Liderança adaptativa em Brumadinho: como ser líder diante de uma tragédia
Foto: Diego Baravelli
Há dois meses, a barragem do Córrego do Feijão em Brumadinho, Minas Gerais, se rompeu. A Defesa Civil do Estado confirmou a morte de mais de 200 pessoas e ainda há mais de 90 desaparecidos. Além disso, quase mil moradores das proximidades de barragens da Vale, em outros municípios mineiros, tiveram que deixar suas casas.

Pegas de surpresa com a tragédia, duas líderes do Master em Liderança e Gestão Pública (MLG), estiveram envolvidas diretamente nas ações de assistência em Brumadinho: Elizabeth Jucá, Secretária Estadual de Desenvolvimento Social do Governo de Minas Gerais e Janaina Reis, Subsecretária de Assistência Social do Governo de Minas Gerais.

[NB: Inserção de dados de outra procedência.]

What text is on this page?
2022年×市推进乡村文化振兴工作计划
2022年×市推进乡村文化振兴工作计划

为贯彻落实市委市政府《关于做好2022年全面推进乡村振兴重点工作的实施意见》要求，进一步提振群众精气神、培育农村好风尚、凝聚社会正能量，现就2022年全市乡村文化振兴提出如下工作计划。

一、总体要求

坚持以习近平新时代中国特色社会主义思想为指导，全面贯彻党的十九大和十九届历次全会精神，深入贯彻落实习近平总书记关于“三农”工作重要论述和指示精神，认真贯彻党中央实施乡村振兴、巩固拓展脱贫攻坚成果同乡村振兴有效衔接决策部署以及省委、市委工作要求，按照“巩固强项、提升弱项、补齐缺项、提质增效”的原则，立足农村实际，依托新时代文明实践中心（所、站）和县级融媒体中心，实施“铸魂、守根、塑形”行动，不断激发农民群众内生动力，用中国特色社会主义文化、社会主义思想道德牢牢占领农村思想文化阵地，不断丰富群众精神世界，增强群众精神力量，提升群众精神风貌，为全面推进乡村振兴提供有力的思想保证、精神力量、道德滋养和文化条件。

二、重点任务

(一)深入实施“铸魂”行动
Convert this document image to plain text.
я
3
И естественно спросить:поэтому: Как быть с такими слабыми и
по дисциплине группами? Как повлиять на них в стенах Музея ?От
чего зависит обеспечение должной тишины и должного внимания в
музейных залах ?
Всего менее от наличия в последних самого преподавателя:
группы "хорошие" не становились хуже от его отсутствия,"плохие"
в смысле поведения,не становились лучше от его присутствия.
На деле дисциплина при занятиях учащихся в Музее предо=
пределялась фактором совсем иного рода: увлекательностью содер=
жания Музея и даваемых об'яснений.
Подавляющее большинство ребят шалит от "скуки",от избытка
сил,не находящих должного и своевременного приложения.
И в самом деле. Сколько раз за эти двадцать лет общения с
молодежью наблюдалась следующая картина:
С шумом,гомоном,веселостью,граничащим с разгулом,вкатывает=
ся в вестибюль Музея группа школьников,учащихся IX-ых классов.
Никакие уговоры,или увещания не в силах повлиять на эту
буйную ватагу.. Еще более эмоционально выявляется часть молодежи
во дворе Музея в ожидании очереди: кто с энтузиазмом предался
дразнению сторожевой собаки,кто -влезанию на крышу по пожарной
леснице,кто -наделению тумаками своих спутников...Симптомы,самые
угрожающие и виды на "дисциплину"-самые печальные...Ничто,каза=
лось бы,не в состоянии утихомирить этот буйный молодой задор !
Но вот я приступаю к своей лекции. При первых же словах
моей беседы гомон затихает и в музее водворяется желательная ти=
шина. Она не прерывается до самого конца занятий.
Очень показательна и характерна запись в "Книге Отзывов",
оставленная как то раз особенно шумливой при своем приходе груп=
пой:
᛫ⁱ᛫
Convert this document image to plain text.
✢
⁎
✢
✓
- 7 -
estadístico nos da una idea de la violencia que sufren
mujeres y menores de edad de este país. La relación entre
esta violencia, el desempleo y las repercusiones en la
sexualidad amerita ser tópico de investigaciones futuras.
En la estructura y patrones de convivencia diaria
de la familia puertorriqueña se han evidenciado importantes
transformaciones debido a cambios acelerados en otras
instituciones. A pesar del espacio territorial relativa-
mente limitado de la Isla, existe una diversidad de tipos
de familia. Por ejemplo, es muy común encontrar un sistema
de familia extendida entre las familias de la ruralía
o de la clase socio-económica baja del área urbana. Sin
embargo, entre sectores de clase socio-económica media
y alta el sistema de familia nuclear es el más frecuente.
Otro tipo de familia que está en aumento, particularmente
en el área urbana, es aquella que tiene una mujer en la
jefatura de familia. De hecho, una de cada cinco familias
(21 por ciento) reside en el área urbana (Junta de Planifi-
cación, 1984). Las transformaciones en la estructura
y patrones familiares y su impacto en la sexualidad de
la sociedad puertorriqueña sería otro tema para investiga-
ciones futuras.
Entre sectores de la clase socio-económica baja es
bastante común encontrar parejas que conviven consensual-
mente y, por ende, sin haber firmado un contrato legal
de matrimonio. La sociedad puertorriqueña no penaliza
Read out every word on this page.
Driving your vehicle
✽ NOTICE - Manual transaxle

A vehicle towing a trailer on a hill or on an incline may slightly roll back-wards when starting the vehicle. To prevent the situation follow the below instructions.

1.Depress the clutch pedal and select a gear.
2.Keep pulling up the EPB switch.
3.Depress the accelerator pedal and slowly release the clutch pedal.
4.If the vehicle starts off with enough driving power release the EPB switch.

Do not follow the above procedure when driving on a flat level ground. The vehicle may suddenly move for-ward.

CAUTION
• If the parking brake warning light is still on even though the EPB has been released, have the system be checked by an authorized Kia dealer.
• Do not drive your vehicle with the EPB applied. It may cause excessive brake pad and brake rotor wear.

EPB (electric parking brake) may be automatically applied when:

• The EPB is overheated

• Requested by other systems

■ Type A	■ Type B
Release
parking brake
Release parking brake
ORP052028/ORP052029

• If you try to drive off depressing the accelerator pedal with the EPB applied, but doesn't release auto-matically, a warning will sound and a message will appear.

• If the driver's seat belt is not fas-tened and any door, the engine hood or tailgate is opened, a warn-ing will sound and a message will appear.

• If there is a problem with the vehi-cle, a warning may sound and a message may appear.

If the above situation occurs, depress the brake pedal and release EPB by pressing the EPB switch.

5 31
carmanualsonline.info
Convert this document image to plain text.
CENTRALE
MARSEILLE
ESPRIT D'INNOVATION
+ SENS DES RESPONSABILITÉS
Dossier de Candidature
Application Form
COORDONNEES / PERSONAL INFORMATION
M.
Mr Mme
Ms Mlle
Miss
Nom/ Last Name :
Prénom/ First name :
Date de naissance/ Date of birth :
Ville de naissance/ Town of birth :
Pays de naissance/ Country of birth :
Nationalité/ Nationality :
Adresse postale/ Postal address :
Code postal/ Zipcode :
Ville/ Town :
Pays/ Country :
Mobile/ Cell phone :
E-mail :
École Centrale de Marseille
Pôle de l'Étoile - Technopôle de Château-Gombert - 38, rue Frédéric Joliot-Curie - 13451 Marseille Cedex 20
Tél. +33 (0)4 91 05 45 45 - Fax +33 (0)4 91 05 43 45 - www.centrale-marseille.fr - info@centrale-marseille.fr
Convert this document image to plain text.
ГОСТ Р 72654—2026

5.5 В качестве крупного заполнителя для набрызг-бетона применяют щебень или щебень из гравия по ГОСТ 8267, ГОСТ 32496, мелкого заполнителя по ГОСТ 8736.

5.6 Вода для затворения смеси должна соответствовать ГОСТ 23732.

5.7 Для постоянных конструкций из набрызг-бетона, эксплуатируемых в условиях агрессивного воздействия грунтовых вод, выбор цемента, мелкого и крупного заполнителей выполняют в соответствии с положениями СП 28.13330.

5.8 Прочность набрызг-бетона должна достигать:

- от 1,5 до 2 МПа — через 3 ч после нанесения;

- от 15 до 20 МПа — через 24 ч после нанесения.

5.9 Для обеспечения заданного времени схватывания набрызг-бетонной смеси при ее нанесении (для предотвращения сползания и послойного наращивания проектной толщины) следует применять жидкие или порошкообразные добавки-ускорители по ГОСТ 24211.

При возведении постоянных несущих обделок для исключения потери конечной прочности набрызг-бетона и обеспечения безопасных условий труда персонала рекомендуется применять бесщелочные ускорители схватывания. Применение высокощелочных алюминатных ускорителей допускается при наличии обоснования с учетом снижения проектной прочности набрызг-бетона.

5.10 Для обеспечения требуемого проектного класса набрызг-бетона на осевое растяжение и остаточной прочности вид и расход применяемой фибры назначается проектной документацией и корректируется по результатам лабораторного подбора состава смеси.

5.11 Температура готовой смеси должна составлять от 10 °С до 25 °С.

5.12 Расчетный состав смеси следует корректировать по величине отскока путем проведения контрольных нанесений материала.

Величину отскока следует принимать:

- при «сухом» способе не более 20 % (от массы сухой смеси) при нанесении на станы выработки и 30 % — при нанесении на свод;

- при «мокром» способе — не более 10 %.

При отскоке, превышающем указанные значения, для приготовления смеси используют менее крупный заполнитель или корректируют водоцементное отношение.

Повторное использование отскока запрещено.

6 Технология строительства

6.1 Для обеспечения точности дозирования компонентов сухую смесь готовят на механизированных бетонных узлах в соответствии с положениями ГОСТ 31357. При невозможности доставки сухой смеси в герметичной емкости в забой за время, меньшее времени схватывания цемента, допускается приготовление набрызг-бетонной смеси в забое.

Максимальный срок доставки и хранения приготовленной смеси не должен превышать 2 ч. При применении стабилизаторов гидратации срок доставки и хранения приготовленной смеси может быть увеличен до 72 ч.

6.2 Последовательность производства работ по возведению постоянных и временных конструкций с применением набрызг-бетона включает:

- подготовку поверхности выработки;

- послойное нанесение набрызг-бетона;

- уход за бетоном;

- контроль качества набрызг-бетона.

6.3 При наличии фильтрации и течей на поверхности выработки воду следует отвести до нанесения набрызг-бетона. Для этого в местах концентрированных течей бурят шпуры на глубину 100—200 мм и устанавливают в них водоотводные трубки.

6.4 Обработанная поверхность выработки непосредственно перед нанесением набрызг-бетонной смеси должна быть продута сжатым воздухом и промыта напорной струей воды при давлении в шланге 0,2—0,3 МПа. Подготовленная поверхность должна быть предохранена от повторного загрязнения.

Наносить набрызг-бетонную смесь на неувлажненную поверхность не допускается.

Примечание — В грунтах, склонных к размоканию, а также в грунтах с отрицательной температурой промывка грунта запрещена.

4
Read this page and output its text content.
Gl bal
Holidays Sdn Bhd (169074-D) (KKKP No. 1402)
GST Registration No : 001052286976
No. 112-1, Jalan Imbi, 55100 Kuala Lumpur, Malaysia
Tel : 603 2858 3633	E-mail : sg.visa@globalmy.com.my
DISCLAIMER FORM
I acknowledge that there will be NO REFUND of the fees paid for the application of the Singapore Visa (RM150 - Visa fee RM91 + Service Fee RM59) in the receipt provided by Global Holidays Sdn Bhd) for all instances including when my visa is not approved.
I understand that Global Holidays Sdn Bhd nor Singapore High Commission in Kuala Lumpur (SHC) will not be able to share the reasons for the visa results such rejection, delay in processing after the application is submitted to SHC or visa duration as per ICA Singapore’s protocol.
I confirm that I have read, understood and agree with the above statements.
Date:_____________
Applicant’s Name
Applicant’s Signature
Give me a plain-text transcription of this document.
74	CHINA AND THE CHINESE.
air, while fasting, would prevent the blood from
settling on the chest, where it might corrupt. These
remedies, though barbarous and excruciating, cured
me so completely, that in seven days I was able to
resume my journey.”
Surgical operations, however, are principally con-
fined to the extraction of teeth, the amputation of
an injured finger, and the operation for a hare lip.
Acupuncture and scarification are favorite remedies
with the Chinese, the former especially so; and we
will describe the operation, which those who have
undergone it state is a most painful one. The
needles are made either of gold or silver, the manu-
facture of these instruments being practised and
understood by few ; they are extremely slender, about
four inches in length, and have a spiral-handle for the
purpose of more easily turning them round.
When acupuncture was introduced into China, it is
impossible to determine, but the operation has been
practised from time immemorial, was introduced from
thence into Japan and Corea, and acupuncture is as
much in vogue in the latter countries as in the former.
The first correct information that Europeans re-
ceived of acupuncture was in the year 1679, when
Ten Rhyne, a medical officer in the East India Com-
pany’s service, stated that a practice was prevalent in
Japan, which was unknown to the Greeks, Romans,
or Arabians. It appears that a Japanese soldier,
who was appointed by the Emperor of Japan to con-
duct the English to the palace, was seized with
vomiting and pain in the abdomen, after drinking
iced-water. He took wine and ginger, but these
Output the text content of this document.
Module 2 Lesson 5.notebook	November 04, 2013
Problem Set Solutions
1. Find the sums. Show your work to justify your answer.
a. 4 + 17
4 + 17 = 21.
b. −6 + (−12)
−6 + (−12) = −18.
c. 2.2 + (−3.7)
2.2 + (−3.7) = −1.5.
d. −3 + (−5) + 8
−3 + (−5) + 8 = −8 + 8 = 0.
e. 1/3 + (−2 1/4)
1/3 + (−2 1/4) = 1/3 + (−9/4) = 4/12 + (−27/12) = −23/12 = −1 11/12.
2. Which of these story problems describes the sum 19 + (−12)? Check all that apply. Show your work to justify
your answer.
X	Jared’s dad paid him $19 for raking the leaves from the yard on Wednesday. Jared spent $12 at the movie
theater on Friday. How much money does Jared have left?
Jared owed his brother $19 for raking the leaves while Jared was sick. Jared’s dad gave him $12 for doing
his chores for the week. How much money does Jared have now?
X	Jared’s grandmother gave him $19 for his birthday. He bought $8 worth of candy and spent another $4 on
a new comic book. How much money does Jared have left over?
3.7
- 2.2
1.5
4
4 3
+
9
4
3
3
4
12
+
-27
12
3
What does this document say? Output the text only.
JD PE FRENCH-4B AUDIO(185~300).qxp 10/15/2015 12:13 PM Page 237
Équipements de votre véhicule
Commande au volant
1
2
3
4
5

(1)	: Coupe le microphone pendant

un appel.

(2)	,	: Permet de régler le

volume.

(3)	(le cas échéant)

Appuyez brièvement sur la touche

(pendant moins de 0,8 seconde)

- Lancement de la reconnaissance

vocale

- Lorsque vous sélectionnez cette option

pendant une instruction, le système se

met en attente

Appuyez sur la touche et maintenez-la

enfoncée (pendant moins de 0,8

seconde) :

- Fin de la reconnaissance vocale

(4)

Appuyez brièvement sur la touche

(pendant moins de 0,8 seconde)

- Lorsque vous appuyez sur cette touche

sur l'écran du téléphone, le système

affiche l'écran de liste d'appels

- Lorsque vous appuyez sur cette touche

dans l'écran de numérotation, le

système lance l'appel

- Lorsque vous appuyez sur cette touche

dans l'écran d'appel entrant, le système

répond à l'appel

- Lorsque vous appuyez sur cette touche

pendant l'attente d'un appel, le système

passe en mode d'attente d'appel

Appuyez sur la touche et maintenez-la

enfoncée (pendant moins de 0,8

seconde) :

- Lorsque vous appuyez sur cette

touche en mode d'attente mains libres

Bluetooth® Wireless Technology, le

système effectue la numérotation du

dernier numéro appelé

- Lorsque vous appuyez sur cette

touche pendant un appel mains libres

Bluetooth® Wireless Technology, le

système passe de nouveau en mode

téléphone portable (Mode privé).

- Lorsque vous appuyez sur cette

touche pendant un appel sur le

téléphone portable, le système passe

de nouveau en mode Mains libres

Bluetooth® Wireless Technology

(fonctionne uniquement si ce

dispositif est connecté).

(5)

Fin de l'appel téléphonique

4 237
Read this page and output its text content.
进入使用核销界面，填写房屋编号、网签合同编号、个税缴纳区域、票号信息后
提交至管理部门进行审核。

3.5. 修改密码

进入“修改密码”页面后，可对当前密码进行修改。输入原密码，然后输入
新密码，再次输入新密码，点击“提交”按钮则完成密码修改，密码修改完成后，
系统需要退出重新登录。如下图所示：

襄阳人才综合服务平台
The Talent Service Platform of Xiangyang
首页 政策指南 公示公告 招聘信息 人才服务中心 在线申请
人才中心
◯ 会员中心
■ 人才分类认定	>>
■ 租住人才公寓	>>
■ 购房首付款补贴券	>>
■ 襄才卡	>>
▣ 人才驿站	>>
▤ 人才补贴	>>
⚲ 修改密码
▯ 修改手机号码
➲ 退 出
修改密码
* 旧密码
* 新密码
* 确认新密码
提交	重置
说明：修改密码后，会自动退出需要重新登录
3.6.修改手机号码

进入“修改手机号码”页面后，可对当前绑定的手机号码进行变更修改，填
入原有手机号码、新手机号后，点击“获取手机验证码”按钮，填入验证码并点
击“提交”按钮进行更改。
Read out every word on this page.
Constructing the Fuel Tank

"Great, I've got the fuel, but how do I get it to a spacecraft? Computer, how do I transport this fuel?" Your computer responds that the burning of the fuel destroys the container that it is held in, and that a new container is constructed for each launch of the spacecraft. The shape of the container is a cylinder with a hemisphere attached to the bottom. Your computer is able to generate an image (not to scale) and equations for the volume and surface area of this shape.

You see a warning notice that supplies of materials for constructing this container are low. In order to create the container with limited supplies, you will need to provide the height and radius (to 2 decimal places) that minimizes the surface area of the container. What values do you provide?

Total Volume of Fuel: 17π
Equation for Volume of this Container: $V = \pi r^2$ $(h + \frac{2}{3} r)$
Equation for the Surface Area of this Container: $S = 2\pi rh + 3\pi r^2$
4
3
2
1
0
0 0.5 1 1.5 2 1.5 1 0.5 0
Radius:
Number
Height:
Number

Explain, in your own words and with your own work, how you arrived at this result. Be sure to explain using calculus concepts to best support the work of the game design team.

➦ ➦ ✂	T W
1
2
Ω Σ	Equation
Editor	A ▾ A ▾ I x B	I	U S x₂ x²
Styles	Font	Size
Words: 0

Nós conversamos com elas sobre os desafios desse trabalho. Confira:

Como foi a atuação da Secretaria Estadual de Desenvolvimento Social no caso de Brumadinho?

 

Elizabeth Jucá – O papel do estado, em primeiro lugar, é sempre apoiar o município, que é o dono do território. Chegamos pouco tempo depois, o rompimento aconteceu por volta de 13h e às 15h30 nós já estávamos lá. Nesse caso, foi bastante complicado porque a Secretária Municipal de Assistência Social estava desaparecida, depois descobrimos que ela foi uma das vítimas. Então a gente chegou e precisou dar uma força também nessa parte, organizando o cadastramento das pessoas que se sentiram atingidas e como seriam divulgadas as listas. Começamos também a avaliar a necessidade de psicólogos e assistentes sociais para dar apoio às famílias, juntamente com o município. Como apareceram muitos voluntários e doações, a gente também ajudou a coordenar como eles seriam distribuídos. Depois disso, a gente foi para o Centro de Operações Emergenciais, onde havia representantes das três esferas de governo e estava acontecendo o apoio psicossocial às famílias. Ao longo do tempo, o que agora a gente já chama de pós-emergência, continuamos nessa parte da organização até o município poder se fortalecer e continuar o trabalho.

 

Janaina Reis – A assistência possui um papel crucial em situações de emergência como essa. Junto com a Defesa Civil, são as equipes federais, estaduais e municipais da Assistência que atuam no território no processo pré, trans (durante) e pós emergência. No momento que recebemos a notícia já nos deslocamos a campo para prestar as primeiras ações. Esse é um momento muito importante durante todo o processo, pois são as equipes de assistência que aplicam os primeiros formulários às famílias e indivíduos direta e indiretamente impactados.

 

Quais foram os principais desafios?

 

Elizabeth Jucá – Brumadinho não é uma cidade muito grande e todo mundo tinha ou um amigo ou um parente desaparecido. O maior desafio foi conviver com esse sentimento de tristeza generalizada e tentar fazer algo para melhorar isso. Você não pode imaginar o que foi, uma cidade toda entristecida. Como estratégia, a gente fez algumas áreas de lazer para tentar tirar um pouco, pelo menos as crianças, desse clima. E foi muito bom porque quando as crianças estão mais felizes, esse sentimento acaba passando para as famílias. Mas isso tudo foi emergencial. Agora nós sabemos que esse trabalho psicossocial vai precisar ser feito por um longo tempo. Então nós, em parceria com o governo federal, estamos construindo um projeto para apoiar Brumadinho. Tivemos que contratar muitos psicólogos, assistentes sociais e advogados e estamos treinando essas pessoas para receber essas vítimas e ajudá-las a começar a caminhar, garantindo seus direitos.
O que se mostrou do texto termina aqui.